In 2002 Dietz was also retained by the prosecution in the case of Andrea
Yates, a Texas mother who drowned her five children in June 2001.
Dietz testified that Yates suffered from a severe mental illness at the
time of the offense but knew her actions were wrong.
He noted that Laney had incorporated Yates into her delusionsshe
believed that she and Yates would be the final two witnesses to the
apocalyptic events described in the Book of Revelations.

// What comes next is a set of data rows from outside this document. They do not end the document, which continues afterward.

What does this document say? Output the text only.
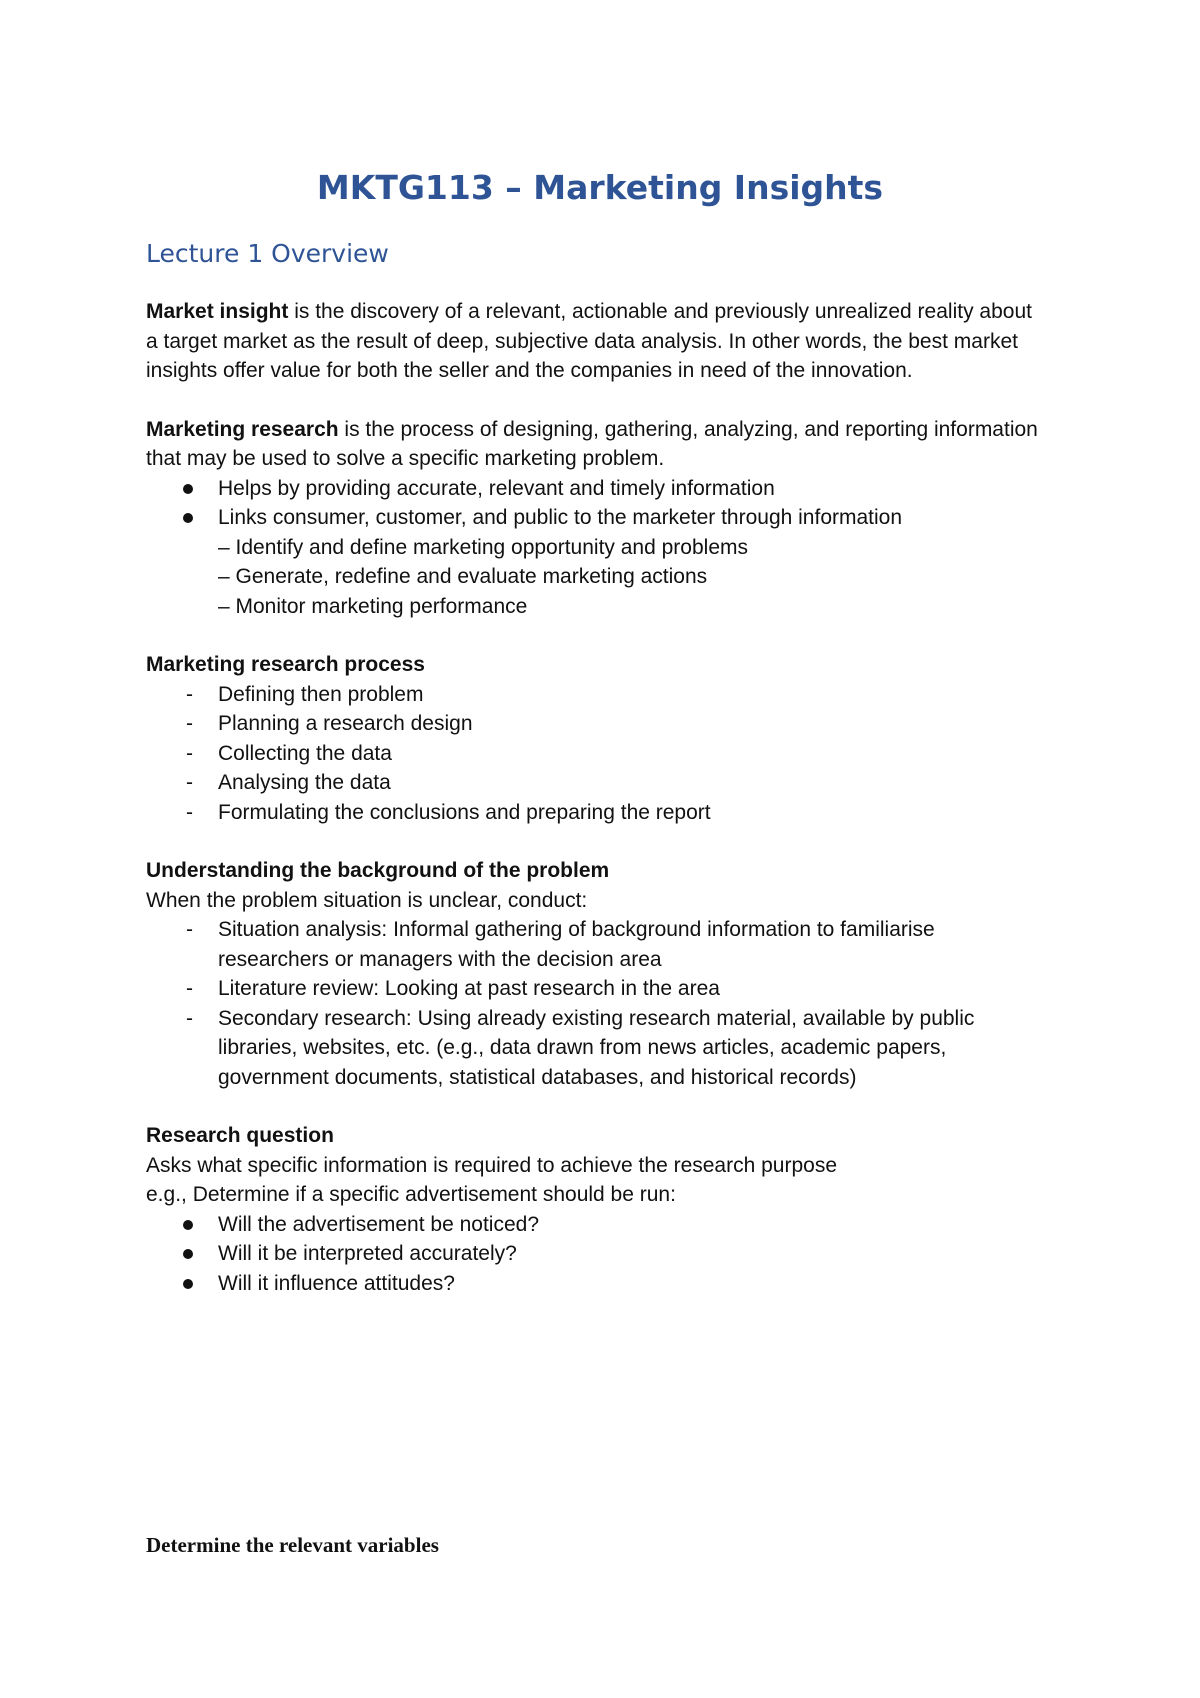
MKTG113 – Marketing Insights
Lecture 1 Overview

Market insight is the discovery of a relevant, actionable and previously unrealized reality about a target market as the result of deep, subjective data analysis. In other words, the best market insights offer value for both the seller and the companies in need of the innovation.

Marketing research is the process of designing, gathering, analyzing, and reporting information that may be used to solve a specific marketing problem.

Helps by providing accurate, relevant and timely information
Links consumer, customer, and public to the marketer through information
– Identify and define marketing opportunity and problems
– Generate, redefine and evaluate marketing actions
– Monitor marketing performance

Marketing research process

- Defining then problem
- Planning a research design
- Collecting the data
- Analysing the data
- Formulating the conclusions and preparing the report

Understanding the background of the problem

When the problem situation is unclear, conduct:

- Situation analysis: Informal gathering of background information to familiarise researchers or managers with the decision area
- Literature review: Looking at past research in the area
- Secondary research: Using already existing research material, available by public libraries, websites, etc. (e.g., data drawn from news articles, academic papers, government documents, statistical databases, and historical records)

Research question

Asks what specific information is required to achieve the research purpose

e.g., Determine if a specific advertisement should be run:

Will the advertisement be noticed?
Will it be interpreted accurately?
Will it influence attitudes?

Determine the relevant variables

Ultimately, the jury found Laney not guilty by reason of insanity, and she
was sent to a maximum-security psychiatric facility for an undisclosed
period.
Though the media linked Laney and Yates because they were both Texas
mothers who were intensely religious and killed their children, the
similarities stopped there, Dietz noted.
For instance, while Laney thought she had done the right thing and
"expected to go to heaven for sacrificing her children to God,"

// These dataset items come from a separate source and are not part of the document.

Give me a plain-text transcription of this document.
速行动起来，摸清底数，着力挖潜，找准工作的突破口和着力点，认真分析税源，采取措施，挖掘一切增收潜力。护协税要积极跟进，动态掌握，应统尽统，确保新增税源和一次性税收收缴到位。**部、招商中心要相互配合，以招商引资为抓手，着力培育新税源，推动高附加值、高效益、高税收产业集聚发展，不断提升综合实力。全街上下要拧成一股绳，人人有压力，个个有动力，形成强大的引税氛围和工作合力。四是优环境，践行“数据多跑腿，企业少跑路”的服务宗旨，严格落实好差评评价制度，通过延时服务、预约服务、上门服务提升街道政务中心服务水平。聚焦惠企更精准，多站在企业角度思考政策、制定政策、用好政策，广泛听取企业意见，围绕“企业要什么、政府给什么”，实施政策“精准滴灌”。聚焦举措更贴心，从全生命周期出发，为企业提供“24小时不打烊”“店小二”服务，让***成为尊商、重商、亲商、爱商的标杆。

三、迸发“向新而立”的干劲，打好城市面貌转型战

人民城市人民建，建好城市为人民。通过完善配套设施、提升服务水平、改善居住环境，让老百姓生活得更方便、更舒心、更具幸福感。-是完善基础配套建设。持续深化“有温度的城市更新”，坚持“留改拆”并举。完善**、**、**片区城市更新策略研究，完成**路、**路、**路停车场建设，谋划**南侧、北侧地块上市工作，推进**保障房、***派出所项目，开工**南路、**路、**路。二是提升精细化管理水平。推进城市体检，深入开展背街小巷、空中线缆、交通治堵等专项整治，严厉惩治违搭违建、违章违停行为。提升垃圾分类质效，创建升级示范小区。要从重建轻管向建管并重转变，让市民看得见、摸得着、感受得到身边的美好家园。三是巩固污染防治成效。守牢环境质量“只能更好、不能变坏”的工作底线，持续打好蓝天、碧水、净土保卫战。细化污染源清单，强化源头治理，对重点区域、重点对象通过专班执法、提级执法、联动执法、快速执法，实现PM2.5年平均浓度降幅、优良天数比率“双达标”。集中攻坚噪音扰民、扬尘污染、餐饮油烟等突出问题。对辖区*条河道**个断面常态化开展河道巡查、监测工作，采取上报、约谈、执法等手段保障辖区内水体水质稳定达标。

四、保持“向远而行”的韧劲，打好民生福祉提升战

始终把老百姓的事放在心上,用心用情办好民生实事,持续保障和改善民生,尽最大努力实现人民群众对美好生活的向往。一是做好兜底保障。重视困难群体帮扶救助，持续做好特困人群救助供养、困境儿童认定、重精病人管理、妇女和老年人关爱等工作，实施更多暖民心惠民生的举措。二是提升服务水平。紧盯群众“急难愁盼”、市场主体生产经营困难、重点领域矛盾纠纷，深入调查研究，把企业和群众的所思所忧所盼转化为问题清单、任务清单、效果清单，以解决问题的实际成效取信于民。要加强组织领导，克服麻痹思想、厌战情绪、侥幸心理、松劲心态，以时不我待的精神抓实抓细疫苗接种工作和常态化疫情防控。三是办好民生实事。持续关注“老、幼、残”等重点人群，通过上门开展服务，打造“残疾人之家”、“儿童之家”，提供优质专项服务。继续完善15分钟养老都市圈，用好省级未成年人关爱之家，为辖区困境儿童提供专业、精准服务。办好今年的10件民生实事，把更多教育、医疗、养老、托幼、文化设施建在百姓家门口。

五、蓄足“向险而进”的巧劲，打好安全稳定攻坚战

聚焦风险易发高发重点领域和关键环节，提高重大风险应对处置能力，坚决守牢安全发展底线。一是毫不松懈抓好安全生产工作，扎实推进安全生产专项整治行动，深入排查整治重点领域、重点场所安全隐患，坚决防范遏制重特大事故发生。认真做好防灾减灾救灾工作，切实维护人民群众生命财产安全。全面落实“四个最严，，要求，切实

Yates expected to go to hell for the sin she committed and knew her actions
were wrong, Dietz said.
Dietz testified that Yates did not meet the legal definition of insanity
under Texas law because she knew killing her five children was wrong, even
though she, like Laney, was psychotic at the time she committed the
crimes.
Though several psychiatrists testified in Laney's trial, the jury's
decision to find Laney not guilty by reason of insanity turned on the
testimony of only one psychiatrist, according to Judge Cynthia Stevens Kent,
who presided over the Laney case.
When Kent spoke to the jury after they made their decision, she said the
jurors told her "the only psychiatrist that ultimately impacted their
decision was Dr. Reid, who served as the court's psychiatrist," she
said, and was perceived by jurors as neutral.